La promenade n’est pas finie. Georges Perros a beau avoir peu édité, il laisse un concentré de perles dont nous ne sommes pas à bout.
Bonne découverte à vous.



Les gens célèbres se plaignent de l’être, de ne plus pouvoir travailler comme bon leur semblait. Moi, je suis tranquille. J’ai, ou plutôt on a publié deux livres sous mon nom qui n’ont eu aucun retentissement susceptible de perturber ce qu’il faut bien appeler ma vie. Je comprends l’embarras de la gloire. Et quand on publie, on ne sait jamais ce qui peut nous arriver. Au sens propre comme au sens figuré. Aucun journaliste n’est venu me demander ce que je pensais de l’existence de Dieu, de la mienne, voire de la sienne. Je n’y vois pas d’inconvénient. Il arrive que je me trouve en état d’écriture. Et qu’on m’y trouve. Mais me lit qui veut. Et me publie. J’en suis bien content. Très touché. Mais l’oublie assez vite. Reste l’amitié. Inoubliable. C’est pour qu’elle le reste que j’ai foutu le camp.

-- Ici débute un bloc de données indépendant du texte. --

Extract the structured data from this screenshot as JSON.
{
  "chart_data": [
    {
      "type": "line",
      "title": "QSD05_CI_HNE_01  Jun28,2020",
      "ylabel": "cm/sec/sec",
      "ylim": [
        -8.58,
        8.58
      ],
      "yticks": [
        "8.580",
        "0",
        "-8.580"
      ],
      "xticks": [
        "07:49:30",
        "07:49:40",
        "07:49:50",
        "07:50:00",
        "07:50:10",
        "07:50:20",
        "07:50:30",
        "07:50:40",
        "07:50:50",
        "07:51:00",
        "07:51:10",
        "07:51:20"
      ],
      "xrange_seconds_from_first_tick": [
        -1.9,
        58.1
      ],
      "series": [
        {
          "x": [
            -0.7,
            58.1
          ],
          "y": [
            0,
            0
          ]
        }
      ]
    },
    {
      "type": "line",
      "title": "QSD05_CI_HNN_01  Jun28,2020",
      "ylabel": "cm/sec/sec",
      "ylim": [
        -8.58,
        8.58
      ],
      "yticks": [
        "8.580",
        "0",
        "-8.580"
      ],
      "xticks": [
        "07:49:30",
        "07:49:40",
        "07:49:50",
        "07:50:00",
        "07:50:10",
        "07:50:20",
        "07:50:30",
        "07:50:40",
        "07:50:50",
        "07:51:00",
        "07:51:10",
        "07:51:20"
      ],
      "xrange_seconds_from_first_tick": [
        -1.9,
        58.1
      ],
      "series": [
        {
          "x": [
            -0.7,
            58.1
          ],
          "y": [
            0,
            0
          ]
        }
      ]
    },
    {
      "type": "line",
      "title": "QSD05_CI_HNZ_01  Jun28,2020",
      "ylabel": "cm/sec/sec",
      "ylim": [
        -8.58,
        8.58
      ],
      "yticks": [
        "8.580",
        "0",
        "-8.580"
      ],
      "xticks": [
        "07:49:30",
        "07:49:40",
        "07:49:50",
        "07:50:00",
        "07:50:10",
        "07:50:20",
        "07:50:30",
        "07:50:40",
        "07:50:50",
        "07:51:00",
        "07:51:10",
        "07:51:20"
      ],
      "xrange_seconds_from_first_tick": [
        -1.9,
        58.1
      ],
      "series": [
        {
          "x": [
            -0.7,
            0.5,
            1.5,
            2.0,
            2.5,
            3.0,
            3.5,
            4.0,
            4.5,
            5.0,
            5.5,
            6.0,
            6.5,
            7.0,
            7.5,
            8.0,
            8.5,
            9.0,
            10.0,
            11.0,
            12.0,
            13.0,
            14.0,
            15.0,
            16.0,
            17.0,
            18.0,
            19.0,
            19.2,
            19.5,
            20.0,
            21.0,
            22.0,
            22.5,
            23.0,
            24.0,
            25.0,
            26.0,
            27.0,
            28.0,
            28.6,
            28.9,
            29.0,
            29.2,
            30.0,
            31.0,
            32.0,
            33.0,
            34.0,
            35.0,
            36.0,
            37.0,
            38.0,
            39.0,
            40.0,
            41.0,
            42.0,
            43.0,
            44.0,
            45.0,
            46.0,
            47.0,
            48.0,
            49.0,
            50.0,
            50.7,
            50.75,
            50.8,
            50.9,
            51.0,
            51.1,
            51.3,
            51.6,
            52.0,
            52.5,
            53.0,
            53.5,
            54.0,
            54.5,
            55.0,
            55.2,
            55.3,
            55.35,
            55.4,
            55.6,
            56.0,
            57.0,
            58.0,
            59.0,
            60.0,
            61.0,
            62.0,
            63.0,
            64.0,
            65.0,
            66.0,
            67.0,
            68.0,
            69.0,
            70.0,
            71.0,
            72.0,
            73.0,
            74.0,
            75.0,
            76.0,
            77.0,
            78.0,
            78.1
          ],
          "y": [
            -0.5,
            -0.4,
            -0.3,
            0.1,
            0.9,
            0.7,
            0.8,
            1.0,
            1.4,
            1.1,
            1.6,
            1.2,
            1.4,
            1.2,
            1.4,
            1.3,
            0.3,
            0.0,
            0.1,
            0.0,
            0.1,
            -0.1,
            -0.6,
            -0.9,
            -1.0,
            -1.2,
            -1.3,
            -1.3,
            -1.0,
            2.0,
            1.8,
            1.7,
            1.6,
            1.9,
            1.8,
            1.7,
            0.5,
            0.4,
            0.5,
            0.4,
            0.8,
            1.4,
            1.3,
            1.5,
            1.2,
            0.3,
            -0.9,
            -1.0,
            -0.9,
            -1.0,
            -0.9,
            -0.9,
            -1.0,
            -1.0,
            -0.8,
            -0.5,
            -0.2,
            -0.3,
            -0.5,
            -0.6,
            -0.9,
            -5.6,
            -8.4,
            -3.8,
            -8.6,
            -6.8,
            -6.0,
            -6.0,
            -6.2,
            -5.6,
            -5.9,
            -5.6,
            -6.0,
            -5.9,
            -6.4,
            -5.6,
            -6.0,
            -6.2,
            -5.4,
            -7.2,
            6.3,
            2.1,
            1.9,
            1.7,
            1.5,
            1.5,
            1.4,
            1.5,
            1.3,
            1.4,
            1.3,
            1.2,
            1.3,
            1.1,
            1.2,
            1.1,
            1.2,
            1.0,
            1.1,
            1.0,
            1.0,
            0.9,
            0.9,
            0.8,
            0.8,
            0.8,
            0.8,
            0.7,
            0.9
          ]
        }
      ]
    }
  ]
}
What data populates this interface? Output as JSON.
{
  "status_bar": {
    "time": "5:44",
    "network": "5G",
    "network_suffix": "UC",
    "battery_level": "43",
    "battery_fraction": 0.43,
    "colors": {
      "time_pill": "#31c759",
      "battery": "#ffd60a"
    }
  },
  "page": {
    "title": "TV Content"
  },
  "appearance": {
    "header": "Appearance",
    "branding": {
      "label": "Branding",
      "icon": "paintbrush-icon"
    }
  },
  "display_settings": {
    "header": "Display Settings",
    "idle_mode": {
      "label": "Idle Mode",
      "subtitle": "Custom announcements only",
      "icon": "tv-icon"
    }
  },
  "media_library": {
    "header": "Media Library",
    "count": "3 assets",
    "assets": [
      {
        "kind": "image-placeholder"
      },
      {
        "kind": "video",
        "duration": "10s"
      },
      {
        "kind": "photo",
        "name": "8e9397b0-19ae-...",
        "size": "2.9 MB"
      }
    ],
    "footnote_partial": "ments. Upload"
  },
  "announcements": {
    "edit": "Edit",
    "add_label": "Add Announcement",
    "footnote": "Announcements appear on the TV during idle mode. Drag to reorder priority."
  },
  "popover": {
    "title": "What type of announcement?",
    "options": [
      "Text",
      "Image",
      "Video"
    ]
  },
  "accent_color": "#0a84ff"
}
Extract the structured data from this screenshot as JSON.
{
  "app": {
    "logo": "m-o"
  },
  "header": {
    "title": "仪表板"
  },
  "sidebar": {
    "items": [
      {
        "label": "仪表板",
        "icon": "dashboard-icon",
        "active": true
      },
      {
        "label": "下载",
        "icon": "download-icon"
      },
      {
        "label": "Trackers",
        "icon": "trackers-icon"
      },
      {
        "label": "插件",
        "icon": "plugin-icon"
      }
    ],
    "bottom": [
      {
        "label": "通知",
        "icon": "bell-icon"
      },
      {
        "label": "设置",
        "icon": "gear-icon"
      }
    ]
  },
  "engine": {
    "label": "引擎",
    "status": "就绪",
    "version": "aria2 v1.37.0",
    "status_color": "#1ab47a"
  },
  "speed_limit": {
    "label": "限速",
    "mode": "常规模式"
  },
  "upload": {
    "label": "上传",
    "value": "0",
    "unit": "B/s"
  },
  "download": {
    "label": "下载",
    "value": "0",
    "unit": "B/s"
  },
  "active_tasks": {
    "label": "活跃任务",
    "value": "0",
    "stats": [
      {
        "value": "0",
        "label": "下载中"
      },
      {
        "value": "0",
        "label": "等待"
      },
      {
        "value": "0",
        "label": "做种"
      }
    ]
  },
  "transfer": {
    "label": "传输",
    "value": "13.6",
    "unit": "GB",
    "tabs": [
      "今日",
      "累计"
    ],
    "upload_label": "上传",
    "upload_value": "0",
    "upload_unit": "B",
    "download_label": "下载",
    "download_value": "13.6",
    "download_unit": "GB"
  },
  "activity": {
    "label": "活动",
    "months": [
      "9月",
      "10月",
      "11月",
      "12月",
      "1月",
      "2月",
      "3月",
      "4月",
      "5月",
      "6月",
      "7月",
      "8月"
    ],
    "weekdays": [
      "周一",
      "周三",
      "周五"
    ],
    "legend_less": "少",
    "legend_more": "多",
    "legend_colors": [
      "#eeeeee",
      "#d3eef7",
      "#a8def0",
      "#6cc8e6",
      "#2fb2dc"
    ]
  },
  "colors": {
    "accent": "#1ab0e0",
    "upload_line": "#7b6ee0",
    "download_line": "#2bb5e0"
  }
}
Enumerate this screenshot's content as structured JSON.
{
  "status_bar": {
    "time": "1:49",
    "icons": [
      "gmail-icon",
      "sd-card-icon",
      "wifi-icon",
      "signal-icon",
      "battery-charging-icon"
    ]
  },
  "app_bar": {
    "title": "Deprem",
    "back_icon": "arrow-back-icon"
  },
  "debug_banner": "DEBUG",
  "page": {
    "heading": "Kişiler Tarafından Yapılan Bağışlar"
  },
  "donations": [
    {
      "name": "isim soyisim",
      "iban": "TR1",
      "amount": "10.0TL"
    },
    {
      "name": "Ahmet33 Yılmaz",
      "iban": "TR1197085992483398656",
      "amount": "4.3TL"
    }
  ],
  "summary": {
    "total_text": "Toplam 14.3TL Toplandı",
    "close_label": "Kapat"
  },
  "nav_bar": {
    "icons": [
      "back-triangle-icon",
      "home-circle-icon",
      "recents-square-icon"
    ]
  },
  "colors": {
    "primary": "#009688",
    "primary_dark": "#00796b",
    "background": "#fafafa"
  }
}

Je viens d’écrire ce qui précède dans la cuisine. Comme ça. Je devais sortir, puis un programme musical à la radio m’a retenu. Alors j’ai sorti mon carnet. Les gosses dorment. Tania repeint, si j’ose dire, le parquet de la pièce du fond. Je me suis trouvé seul, à nouveau, état privilégié qui n’a rien à voir avec la solitude d’errance. Dès que l’envie d’écrire prend un homme, il n’est plus seul puisqu’il peut dire qu’il l’est. Il n’est plus malheureux puisqu’il peut dire qu’il l’est. Pouvoir dire est un bonheur, un sauvetage. Bouche bâillonnée, écriture interdite, voilà le plus grand malheur. Après quoi, on donne à parler, à écrire pour renouveler, ensemencer à nouveau le malheur à l’état pur, qui n’est ni vrai ni faux, mais terrible à imaginer. Lisez le journal, les moindres nouvelles, et votre journée est foutue. Il faudrait je ne sais quel formidable génie pour oser se croire quoi que ce soit quant aux autres grâce à l’écriture. On a beaucoup parlé de ces choses. Ceux qui les ont trouvées légères sont bien légers. Les autres, un peu lourds. Entre les deux, on se faufile.
Je suis sorti. Puis rentré. J’étais bien parti pour écrire, ce soir. Je ne saurai jamais ce que j’aurais écrit si j’avais continué, au lieu de sortir. C’est pourtant qu’il m’intéressait d’être, là où celui qui écrivait a cessé, là où celui qui a écrit se retrouve. Là ?
En fait, je me demande pourquoi l’homme s’arrête, et surtout peut-être, revient là où il s’est arrêté. Un homme normal ne se demande-t-il pas tous les jours et nuits s’il a vraiment commencé ? S’il va donc vraiment finir ? Naissance et mort ne nous appartiennent d’aucune manière. La vie reste spectaculaire. On nous regarde vivre. Qui, on ? Quoi, là ? Oh ma doué.



Il disait tout bas ce qu’il pensait tout haut.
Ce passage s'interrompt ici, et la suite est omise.